Ban Ki-moon's notes on his meetings indicated that he raised all the expected issues: nuclear controls, human rights in treating dissidents, decrying
the denial of the Holocaust, stressing Israel's right to exist, developments in Afghanistan, Iraq and, of course, Syria. Having served as a Korean
diplomat there in 1974 (during the Shah's regime), he rightly recalled "Iran's very colourful civilization and culture." In taking the Chairmanship
of the Non-Aligned Movement, consisting 2/3 of U.N. membership, Iran has an opportunity, Mr. Ban urged, to play "a very moderate and constructive
role working together with U.N. members in addressing many global and regional challenges." While all these issues, as diplomats say, will be
appropriately pursued, the real deal, if any, would be on Syria.
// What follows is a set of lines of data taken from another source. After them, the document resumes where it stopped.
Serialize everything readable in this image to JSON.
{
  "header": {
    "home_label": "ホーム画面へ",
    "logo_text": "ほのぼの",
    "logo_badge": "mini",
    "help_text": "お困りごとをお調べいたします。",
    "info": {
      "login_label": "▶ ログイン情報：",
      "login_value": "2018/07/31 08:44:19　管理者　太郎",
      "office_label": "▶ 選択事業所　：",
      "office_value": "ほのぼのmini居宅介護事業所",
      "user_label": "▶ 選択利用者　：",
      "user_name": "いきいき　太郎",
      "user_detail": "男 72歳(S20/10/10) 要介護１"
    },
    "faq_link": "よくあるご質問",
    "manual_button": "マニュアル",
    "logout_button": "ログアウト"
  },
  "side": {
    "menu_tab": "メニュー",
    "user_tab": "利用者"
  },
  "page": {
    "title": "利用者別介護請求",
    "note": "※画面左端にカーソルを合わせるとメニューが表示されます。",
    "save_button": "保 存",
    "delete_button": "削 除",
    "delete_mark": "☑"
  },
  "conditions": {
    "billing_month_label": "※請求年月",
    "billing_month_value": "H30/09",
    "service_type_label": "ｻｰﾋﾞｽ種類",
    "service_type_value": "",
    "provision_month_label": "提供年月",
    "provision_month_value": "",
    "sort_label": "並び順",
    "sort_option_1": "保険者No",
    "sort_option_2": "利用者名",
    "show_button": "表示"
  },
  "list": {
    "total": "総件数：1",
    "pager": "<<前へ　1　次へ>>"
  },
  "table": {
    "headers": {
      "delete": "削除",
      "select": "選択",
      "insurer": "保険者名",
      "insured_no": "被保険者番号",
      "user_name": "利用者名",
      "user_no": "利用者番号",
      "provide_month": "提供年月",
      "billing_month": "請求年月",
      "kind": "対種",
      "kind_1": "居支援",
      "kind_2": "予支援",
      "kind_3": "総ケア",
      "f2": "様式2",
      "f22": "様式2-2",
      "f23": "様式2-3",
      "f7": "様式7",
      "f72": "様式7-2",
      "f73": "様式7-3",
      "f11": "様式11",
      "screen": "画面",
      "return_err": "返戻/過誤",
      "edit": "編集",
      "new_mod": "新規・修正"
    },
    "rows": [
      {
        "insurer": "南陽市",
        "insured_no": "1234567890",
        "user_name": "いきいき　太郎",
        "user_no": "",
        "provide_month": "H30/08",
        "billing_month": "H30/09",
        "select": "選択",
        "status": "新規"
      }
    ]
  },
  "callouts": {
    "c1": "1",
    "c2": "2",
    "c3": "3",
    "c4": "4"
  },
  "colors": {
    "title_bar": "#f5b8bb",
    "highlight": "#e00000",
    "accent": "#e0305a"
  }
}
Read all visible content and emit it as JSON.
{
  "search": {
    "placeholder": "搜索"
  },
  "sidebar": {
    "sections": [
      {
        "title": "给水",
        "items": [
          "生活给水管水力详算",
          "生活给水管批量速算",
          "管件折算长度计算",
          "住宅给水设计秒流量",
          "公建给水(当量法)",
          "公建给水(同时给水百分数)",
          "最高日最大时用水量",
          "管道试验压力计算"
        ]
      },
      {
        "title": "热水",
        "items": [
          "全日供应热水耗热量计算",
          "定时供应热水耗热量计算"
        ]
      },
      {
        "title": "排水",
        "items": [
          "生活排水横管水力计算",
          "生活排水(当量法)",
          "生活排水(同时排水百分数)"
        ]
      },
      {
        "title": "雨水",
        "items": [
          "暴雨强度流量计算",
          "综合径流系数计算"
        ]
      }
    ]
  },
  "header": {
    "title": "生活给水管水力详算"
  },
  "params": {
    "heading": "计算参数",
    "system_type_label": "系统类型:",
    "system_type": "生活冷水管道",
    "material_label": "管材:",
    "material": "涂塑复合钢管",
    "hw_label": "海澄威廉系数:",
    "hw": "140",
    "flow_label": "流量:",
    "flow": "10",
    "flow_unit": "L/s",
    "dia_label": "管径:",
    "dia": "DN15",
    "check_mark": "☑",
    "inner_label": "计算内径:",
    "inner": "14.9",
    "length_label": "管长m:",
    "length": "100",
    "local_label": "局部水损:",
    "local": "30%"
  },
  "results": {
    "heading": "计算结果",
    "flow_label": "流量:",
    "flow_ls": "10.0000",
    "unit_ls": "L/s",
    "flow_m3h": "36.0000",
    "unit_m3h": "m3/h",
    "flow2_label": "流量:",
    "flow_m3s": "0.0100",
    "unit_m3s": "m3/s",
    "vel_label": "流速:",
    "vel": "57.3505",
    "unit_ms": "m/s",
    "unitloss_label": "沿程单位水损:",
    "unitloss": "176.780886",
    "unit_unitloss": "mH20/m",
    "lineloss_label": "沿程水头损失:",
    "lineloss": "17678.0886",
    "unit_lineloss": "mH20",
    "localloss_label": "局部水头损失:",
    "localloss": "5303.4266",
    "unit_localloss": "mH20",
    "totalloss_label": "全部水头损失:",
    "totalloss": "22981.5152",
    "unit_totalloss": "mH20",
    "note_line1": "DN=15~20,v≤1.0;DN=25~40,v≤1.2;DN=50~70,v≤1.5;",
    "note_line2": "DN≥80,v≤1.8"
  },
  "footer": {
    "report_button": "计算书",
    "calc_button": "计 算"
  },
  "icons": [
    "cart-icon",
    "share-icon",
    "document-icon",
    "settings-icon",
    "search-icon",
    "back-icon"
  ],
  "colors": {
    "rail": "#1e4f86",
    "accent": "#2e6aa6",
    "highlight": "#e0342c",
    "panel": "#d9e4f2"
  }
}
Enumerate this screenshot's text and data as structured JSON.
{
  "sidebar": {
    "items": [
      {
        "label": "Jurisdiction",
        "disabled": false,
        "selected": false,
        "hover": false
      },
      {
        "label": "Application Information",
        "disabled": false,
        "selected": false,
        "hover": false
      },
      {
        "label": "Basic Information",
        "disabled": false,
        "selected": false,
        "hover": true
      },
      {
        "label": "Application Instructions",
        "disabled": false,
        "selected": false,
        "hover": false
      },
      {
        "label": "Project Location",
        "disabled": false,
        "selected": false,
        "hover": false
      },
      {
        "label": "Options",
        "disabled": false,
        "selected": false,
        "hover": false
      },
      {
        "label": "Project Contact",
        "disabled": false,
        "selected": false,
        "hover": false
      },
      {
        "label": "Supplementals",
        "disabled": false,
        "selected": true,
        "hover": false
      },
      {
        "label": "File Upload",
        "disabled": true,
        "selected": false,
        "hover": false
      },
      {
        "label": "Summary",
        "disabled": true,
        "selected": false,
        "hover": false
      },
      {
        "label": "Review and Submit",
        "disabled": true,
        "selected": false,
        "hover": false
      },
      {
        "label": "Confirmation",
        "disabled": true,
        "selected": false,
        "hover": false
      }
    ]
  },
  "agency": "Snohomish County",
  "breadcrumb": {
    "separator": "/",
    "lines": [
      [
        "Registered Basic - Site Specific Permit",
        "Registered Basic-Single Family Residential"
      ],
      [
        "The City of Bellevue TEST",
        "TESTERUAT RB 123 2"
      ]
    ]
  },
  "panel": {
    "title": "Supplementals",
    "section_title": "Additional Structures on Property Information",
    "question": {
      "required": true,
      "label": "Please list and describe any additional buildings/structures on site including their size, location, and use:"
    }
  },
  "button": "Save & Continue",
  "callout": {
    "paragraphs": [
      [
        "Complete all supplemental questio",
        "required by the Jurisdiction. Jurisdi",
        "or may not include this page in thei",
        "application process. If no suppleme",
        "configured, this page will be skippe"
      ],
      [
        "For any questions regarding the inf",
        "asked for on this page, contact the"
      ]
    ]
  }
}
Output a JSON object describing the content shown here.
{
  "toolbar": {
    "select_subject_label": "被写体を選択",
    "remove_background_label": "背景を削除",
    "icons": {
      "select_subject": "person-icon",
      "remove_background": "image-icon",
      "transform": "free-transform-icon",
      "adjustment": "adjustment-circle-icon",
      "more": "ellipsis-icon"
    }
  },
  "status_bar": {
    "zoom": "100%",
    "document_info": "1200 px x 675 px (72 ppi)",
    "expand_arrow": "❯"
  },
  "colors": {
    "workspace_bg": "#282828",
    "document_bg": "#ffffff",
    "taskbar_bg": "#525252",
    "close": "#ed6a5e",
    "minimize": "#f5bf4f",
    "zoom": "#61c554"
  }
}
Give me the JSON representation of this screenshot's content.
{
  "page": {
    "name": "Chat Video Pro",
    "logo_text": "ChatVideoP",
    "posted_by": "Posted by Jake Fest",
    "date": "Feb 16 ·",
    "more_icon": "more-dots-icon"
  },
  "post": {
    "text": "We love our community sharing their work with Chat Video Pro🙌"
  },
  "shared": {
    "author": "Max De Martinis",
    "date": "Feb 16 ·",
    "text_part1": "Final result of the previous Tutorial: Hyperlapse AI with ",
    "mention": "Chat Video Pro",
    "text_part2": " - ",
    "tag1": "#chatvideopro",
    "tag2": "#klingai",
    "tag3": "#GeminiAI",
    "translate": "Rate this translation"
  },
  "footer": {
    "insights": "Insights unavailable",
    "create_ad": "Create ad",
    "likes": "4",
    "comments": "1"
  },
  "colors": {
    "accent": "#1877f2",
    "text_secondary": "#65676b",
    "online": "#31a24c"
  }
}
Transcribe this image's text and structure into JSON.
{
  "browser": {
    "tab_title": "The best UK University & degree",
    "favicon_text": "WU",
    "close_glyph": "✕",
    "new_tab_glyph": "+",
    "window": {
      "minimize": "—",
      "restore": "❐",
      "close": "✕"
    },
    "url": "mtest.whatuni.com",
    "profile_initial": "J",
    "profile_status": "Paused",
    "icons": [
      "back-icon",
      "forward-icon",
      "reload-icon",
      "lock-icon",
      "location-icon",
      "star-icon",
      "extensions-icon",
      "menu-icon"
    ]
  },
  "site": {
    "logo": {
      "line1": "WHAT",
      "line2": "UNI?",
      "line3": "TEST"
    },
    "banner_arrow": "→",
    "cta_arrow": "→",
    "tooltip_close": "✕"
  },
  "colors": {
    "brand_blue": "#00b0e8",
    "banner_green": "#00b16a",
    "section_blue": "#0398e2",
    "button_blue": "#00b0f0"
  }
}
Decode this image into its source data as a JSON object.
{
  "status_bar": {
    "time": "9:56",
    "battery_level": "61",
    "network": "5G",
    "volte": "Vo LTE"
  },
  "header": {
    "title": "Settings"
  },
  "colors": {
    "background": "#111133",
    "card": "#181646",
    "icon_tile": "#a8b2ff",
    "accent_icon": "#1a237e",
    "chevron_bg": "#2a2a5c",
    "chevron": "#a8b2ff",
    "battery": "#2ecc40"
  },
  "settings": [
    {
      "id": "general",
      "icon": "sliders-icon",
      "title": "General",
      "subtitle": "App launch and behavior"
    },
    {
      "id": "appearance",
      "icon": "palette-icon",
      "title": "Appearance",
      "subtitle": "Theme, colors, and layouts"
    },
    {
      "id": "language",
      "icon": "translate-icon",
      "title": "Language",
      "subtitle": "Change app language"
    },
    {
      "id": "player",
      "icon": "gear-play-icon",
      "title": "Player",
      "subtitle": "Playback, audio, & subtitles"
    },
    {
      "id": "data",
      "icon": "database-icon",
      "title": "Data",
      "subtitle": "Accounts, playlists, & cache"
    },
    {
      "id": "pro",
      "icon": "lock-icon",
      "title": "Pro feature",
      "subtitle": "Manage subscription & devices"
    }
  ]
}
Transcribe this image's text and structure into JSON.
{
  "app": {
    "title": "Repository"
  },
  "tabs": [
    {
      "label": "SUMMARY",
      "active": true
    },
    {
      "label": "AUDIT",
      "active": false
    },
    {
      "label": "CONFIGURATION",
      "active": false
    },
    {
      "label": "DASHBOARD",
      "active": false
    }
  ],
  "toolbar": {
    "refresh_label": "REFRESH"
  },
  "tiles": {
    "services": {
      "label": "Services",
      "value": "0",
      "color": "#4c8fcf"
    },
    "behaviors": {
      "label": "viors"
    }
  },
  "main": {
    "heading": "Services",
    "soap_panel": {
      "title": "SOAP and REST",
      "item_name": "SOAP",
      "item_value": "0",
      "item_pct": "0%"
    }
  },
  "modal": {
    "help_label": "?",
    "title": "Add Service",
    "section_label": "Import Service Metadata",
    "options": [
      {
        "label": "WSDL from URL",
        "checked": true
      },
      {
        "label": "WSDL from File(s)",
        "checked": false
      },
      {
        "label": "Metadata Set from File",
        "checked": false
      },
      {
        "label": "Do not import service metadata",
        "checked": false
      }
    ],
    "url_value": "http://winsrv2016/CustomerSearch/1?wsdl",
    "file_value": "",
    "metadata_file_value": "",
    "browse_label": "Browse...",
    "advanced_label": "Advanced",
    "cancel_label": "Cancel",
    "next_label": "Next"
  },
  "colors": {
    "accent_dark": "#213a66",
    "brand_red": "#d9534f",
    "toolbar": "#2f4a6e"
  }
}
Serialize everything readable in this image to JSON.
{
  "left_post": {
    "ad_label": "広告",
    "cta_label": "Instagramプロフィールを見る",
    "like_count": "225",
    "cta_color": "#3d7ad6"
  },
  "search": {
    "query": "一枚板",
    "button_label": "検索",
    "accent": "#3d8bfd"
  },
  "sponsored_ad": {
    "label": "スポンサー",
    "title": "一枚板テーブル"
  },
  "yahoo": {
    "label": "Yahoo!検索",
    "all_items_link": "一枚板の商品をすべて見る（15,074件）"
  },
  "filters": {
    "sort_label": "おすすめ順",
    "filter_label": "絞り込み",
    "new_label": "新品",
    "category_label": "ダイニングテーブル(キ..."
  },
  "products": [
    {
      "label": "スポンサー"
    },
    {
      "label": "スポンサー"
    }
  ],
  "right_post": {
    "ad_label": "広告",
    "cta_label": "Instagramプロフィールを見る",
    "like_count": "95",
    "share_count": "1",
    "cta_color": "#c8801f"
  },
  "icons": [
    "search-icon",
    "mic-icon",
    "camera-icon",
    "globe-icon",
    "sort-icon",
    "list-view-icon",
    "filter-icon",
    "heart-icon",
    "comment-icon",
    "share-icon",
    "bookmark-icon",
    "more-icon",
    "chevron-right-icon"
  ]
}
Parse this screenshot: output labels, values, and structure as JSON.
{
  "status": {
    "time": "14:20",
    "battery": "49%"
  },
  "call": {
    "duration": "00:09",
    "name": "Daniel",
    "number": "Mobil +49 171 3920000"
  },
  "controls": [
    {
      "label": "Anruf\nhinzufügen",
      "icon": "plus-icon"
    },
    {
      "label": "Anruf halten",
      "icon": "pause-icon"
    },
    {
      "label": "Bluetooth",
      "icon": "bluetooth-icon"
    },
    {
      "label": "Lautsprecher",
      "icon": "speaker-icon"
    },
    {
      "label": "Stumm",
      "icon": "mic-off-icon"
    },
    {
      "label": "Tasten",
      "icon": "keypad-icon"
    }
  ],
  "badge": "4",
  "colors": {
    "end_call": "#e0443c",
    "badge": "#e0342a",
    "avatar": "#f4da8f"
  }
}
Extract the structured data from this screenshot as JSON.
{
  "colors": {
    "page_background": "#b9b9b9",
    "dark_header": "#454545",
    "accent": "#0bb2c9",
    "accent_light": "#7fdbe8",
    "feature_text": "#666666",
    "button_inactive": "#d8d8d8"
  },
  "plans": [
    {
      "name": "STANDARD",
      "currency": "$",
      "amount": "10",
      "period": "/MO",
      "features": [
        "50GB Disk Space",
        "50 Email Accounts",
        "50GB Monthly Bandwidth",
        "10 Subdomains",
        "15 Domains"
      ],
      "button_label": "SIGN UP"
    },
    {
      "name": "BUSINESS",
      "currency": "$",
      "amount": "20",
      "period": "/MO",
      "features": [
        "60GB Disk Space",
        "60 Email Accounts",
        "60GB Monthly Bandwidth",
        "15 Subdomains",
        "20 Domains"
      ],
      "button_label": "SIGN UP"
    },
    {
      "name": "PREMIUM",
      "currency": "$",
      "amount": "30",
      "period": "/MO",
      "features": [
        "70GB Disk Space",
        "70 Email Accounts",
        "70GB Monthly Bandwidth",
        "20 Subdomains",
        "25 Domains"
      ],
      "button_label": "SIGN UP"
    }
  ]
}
With the end of Kofi Annan's mission, and a start of another by Lakhdar Brahimi, the nuanced rhetoric by Ban Ki-moon has positively shifted. He is
now stressing that "there is no alternative to peaceful diplomatic settlement based on reciprocity." Iran, a solid supporter of the current regime,
indicated that it would propose "a convincing and reasonable settlement." That means an opening bid to salvage whatever is feasible for its close
ally as a prelude to tough bargaining, inch by every agonizing inch. The new President of Egypt Mohammed Morsi who stated that Assad must go, proposed
a forum with three other regional governments: Iran, Turkey, and Saudi Arabia. Yet there are forces even within these countries interested in
escalating rather than controlling the conflict. There are others like Qatar, which has been very active so far; France, whose new President is keen
on making a mark in a former French mandated territory, and a rhetorically active yet actively ponderous U.S. Administration. If -- and it's a big
if -- a generally agreed arrangement evolves, a joint Arab League/U.N. Envoy would try, with wider consultation to draw a face-saving deal and try to
pass it through the Security Council. That's unlikely before November. Meanwhile, the main victim remains the innocent, creative and decent Syrian
people, a dignified multi-cultural survivor of at least three thousand years of human history.